Friday, June 3, 2011

Always on Sunday / Michael Harris

Reviewed by: BigAl

Genre: Non-fiction/Biography

Approximate word count: 60-65,000 Words

Availability Kindle: YES    Nook: NO    Paper: NO
Click on a YES above to go to appropriate page in Amazon or B&N store


Michael Harris was a public relations executive at the CBS Television network for many years, eleven of these assigned to The Ed Sullivan Show. He was the first person to greet the Beatles on their first visit to the United States. Michael is married to novelist Ruth Harris and has one other book available for your Kindle, The Atomic Times: My H-Bomb Year at the Pacific Proving Ground, a memoir of his military service.


Originally published in hardcover and paperback in 1969 as Always on Sunday, Ed Sullivan An Inside View, this re-released Kindle version has some additional material added. The new subtitle, An Inside View of Ed Sullivan, the Beatles, Elvis, Sinatra & Ed’s Other Guests, is also a more complete explanation of the content.


Ed Sullivan’s variety show was an American institution, running Sunday nights for twenty-three years, from the dawn of television in 1948 until 1971. Even relatively young readers have probably seen clips of Sullivan introducing Elvis Presley, the Beatles, or saying, “We’ve got a really big shew.” Always on Sunday gives us a broad view of Sullivan, who turns out much more complex than I would have guessed. Some stories you might have heard for years are debunked - not all of Elvis’ appearance were from the waist up for example. Although the book focuses on the period from the debut of The Toast of the Town (the original name of the show) until the late-60s, when the book was originally published, it gives a decent overview of his life prior to the show and insight into what made Sullivan tick. For example, he was an early supporter of equal rights and booked appearances by stars regardless of race when that was uncommon.

One part of the book I found interesting was Sullivan’s reaction to television critics.
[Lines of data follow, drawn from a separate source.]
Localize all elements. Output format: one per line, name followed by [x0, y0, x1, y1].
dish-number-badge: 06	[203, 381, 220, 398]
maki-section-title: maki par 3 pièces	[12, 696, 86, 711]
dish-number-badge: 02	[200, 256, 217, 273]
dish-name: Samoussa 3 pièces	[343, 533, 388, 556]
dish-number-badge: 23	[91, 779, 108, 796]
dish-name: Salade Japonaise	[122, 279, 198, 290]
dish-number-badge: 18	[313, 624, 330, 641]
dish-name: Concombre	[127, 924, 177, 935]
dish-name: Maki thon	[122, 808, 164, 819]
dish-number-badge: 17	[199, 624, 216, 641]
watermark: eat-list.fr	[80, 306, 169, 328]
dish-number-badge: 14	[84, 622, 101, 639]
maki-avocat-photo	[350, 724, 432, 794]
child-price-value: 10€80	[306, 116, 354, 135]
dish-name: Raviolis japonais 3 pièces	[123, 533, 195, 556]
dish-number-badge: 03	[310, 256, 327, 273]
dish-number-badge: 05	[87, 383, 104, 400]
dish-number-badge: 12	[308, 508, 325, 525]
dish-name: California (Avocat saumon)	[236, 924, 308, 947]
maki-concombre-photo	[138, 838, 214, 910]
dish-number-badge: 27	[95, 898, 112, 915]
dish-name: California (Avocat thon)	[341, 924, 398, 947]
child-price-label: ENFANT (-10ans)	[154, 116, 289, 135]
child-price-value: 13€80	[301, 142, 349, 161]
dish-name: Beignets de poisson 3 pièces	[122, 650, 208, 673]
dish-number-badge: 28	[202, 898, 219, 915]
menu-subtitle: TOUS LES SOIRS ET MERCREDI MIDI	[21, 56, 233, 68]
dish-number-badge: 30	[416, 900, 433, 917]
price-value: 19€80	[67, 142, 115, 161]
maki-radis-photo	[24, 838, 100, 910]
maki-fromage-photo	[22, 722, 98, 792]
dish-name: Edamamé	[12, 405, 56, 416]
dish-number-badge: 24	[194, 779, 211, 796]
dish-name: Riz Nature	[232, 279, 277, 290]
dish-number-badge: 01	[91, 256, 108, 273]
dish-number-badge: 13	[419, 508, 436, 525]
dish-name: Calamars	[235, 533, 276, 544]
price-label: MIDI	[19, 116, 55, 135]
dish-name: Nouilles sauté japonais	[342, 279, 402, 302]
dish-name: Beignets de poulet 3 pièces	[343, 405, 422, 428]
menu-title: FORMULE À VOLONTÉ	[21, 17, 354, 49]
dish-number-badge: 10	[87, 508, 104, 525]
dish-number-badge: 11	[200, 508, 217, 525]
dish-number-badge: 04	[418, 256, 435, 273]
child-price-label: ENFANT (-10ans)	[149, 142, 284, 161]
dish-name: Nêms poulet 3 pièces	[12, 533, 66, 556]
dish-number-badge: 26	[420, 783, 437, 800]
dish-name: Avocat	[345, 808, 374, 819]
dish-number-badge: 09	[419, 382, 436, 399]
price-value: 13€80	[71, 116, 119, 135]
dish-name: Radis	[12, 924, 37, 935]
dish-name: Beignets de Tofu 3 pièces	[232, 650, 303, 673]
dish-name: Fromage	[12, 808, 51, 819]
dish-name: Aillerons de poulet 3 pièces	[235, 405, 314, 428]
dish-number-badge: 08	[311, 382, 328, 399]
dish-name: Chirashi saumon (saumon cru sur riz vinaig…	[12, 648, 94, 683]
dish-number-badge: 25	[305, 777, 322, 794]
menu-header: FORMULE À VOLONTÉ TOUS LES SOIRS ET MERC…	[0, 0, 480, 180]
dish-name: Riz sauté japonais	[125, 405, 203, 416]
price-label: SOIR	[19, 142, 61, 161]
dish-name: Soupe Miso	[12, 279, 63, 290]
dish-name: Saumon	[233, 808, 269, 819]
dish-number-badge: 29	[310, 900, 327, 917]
Many of his reviews were negative and he was prone to react with a scathing letter in response. Many of these were long while others were succinct. One rather pointed response to syndicated columnist Harriet Van Horne read only: “Dear Miss Van Horne, You bitch. Sincerely, Ed Sullivan.”
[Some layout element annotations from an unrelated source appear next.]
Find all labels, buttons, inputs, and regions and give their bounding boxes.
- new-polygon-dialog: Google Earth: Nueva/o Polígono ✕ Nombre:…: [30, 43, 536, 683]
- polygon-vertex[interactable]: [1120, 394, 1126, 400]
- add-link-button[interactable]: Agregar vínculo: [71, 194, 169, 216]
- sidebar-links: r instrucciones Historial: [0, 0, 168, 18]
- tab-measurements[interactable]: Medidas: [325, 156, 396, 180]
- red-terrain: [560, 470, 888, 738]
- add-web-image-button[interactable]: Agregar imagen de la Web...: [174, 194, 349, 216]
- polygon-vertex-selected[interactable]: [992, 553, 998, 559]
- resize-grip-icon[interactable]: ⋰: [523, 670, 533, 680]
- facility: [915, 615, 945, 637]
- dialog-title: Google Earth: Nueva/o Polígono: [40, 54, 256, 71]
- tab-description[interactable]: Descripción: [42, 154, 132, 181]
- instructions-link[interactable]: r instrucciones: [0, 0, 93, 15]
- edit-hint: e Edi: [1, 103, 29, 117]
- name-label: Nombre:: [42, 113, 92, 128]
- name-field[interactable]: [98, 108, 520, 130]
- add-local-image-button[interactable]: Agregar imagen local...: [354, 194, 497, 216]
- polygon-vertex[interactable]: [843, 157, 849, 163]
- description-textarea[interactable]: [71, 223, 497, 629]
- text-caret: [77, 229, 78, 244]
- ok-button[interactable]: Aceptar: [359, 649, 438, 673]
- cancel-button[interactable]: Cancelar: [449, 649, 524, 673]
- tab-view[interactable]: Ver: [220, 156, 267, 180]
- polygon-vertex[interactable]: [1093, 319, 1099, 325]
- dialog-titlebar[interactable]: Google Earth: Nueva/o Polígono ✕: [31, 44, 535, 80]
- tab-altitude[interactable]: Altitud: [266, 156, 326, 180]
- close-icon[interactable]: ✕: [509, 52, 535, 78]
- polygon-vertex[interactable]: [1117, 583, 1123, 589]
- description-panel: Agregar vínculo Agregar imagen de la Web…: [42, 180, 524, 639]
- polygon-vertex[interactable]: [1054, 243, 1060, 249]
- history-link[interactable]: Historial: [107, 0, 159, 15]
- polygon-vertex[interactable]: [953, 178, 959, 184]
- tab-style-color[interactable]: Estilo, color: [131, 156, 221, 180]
I did wonder how many people would actually be interested in learning more about Sullivan. I’m no spring chicken and was a month shy of becoming a teen when the show went off the air. Although I didn’t watch The Ed Sullivan Show as a kid (blame it on overly religious parents who banned Sunday television watching) I was still well aware of Sullivan and his place in pop culture. When I asked my twenty-something daughter if she knew who Sullivan was she said: “Yes I do. He had a variety type show with musical guests, some of which included Elvis, the Beatles, and the Doors.” She’d be disappointed; the book doesn’t mention the appearance by The Doors (this would have happened after the original publication of the book) but it seems Sullivan’s legacy is still known among younger generations. Anyone interested in pop culture history or the early days of television should find Always on Sunday an enlightening and entertaining read.

Format/Typo Issues:

No significant issues.

Rating: **** Four stars

1 comment:

Stormy said...

I'm not a normal 20 something though.